Wednesday 4 March 2020

The tale of the dozy driving instructors

Joining the BIG TOM Driving School Franchise has a variety of benefits - hopefully, you've already made yourself aware of them, which is why you are reading this blog.  But is there a catch?  How can you be paid £700 3 weeks in advance for working 4 hours per day, Monday to Friday?  How is it that you could do that twice in the same week and get paid £1400 3 weeks in advance?  

If you are new to the industry, then you may well be scratching your head at this point.  

In your local area, how many driving schools are specialising in intensive driving courses?  They do nothing else but intensive driving courses?  It won't be many.  

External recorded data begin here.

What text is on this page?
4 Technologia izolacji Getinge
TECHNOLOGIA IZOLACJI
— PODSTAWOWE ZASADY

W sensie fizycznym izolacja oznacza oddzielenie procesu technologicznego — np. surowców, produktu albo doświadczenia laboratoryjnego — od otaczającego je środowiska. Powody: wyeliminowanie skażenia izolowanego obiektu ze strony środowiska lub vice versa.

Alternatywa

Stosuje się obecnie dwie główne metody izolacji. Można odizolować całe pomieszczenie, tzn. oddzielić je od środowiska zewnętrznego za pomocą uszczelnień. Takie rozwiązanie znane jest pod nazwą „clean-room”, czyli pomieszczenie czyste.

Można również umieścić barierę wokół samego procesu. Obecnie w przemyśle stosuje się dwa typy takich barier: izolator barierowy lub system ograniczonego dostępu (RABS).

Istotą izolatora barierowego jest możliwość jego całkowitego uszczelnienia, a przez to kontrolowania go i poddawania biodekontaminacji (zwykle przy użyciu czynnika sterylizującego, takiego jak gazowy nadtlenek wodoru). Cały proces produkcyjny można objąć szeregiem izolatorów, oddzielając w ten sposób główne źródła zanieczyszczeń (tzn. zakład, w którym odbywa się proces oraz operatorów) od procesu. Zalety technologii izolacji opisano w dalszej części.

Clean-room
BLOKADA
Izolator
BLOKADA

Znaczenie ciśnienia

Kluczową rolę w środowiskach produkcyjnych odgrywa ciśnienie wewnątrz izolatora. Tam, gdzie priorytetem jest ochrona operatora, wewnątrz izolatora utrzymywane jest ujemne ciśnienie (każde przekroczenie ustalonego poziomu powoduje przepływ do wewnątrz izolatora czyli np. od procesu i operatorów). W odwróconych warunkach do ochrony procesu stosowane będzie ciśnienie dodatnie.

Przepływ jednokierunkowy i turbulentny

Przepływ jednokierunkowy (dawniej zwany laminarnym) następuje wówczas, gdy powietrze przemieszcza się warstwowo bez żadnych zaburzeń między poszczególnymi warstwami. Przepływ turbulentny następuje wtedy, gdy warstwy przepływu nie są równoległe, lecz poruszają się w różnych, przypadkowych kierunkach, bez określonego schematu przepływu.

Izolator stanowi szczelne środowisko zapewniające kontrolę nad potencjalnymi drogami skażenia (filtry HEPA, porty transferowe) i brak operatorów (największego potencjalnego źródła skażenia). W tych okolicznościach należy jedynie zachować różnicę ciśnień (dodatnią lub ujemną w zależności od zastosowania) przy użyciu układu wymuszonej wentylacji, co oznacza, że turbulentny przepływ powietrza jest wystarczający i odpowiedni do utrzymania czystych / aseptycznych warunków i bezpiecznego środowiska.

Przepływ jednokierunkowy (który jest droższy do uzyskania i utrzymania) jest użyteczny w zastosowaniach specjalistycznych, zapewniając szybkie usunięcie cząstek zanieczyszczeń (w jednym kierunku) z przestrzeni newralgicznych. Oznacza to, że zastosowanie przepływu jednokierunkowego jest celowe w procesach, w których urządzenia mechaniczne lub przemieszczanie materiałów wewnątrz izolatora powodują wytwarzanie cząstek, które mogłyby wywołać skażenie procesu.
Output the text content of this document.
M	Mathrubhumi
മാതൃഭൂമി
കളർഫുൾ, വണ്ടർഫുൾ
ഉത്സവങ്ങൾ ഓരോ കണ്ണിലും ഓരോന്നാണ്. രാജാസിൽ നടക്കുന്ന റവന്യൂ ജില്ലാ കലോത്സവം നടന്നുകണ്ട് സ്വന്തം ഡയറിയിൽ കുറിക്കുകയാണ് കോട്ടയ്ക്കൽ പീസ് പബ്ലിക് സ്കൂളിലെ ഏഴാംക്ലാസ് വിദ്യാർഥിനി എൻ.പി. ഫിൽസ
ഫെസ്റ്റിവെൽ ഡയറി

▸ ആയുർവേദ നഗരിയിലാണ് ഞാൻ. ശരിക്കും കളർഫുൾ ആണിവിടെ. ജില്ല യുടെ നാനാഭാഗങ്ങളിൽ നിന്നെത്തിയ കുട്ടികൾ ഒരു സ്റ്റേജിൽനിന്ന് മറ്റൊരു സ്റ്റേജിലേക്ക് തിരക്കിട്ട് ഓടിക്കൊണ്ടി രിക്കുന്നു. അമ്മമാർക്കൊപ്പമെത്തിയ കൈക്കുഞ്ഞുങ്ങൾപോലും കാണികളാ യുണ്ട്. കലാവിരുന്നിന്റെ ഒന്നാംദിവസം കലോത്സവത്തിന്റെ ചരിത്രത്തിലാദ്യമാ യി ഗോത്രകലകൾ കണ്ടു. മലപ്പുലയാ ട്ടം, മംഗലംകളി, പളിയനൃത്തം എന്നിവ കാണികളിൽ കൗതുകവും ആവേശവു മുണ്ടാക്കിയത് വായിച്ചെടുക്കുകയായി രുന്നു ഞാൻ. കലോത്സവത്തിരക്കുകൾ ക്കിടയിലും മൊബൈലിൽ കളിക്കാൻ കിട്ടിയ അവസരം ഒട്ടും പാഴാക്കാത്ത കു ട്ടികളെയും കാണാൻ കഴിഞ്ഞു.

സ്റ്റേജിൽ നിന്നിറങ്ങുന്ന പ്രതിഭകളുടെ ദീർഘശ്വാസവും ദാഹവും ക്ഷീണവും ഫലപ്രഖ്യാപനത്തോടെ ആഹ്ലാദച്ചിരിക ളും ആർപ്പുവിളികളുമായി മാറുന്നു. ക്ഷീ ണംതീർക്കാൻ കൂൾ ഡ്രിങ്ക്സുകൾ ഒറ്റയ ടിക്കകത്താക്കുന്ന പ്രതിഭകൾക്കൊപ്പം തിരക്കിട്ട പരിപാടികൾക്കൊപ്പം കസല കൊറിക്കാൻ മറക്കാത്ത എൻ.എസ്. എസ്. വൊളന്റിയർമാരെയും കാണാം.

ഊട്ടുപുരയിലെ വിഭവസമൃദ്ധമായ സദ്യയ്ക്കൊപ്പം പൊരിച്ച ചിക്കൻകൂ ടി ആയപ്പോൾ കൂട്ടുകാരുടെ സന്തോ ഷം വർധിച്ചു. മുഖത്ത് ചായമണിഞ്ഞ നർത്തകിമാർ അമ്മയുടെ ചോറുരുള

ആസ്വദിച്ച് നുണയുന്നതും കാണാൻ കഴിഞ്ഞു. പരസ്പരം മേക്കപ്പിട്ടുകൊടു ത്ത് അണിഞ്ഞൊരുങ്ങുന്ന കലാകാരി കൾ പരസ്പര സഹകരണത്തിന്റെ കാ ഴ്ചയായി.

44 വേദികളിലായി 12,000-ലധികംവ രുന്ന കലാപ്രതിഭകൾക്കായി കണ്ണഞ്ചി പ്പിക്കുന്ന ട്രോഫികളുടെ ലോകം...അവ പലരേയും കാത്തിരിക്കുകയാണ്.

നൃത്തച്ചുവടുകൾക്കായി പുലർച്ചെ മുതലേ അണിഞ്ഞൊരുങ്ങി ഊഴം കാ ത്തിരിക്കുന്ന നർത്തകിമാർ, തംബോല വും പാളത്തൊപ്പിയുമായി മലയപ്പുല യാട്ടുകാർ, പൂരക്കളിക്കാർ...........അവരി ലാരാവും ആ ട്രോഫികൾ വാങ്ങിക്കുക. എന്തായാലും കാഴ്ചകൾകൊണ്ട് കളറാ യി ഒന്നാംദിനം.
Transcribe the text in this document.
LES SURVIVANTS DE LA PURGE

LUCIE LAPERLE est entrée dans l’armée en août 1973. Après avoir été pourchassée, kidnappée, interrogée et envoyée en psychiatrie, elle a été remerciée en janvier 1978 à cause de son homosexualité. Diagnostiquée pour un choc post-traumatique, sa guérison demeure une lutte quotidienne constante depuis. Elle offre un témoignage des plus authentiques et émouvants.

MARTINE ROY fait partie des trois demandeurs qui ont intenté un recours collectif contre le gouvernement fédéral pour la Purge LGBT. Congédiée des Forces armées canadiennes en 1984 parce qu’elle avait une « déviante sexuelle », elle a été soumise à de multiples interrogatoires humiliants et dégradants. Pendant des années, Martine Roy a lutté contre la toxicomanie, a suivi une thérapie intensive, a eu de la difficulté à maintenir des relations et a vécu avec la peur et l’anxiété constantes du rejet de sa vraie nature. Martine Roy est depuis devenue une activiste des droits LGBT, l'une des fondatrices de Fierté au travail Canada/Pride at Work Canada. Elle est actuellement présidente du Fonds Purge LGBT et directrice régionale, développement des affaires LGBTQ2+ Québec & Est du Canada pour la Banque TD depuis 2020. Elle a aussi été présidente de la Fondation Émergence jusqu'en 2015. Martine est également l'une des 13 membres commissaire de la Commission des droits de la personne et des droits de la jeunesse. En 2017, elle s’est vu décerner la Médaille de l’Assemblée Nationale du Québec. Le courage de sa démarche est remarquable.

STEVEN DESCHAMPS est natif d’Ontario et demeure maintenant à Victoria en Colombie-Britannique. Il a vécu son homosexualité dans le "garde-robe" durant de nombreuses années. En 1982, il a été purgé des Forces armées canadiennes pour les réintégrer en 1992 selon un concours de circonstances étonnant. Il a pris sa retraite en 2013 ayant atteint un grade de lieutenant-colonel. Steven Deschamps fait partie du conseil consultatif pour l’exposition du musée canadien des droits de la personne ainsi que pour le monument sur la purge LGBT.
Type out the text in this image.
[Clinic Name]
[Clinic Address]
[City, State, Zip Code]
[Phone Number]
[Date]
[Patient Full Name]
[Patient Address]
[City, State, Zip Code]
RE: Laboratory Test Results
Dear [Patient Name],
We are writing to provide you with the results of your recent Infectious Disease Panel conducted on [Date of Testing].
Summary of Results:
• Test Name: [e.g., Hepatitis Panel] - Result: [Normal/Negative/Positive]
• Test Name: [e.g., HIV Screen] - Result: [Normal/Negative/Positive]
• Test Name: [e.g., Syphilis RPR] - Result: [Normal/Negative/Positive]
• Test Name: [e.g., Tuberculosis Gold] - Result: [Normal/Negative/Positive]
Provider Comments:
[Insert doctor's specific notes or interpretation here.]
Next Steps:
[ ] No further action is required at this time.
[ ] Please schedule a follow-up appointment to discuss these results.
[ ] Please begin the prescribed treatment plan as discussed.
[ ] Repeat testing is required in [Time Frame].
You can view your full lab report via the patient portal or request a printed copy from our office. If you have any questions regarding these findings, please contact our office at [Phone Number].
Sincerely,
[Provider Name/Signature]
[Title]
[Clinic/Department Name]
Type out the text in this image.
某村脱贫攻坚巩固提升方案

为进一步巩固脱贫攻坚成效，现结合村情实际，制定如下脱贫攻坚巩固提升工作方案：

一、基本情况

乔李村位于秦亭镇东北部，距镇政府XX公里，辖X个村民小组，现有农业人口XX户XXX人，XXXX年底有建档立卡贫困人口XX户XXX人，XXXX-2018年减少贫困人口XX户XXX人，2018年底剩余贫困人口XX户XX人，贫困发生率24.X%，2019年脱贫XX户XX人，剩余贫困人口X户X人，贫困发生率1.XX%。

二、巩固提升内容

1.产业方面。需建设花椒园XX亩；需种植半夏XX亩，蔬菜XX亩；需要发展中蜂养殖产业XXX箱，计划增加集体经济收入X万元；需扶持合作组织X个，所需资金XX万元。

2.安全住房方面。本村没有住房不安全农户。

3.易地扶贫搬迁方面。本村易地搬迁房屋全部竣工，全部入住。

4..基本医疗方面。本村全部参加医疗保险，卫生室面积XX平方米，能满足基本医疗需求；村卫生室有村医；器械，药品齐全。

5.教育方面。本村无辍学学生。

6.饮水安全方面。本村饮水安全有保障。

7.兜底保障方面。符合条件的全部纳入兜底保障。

The fact is that it suits the majority of driving instructors very well to plod along with weekly driving lessons for their pupils.  It happens when it happens, no stress, cancellations galore by both parties, and everyone sleepwalk into driving tests as and when.  And then you get your customers who aren't happy with the prospect of taking, on average, 7 months to learn to drive.  These people are determined, have strict timescales to work to and frankly, are not sodding about.  They will pay good money to bypass the dozy driving instructors.  I cannot tell you how often I hear from customers who come to my intensive driving courses that they can't believe how much quicker the learning pace is with me.  They absolutely love the steeper learning curve.  Now that suits them, but what you have to remember is that it may not suit all driving instructors.  In fact, it probably doesn't suit the majority of driving instructors.  

When you offer the opportunity for a pupil to turn things around quickly without cutting corners on standards, you better make sure you can deliver.  Because if you can't provide "an accelerated learning programme" you're soon going to be exposed as a fake.  This is why the majority of driving instructors prefer to plod along.  To accelerate a learning process safely, without compromising on safety, customer experience or driving standards, it takes a combination of robust systems (the BIG TOM Driving Success Programme ©), and quality of the instructor.  No, I'm not referring to grades.  I'm talking about a whole raft of skills that are required to deliver quality instruction, within timescales, that gets results.  Your average, plod along driving instructor would not stand a chance of delivering this level of customer service. 
  
So next time, when you see/hear driving instructors discrediting 'intensive driving courses' just remember, the message they are projecting is an indication of their weaknesses.  There's an excellent reason why customers will pay you £700, 3 weeks in advance; it's because you belong to a business that has proven its worth for several years.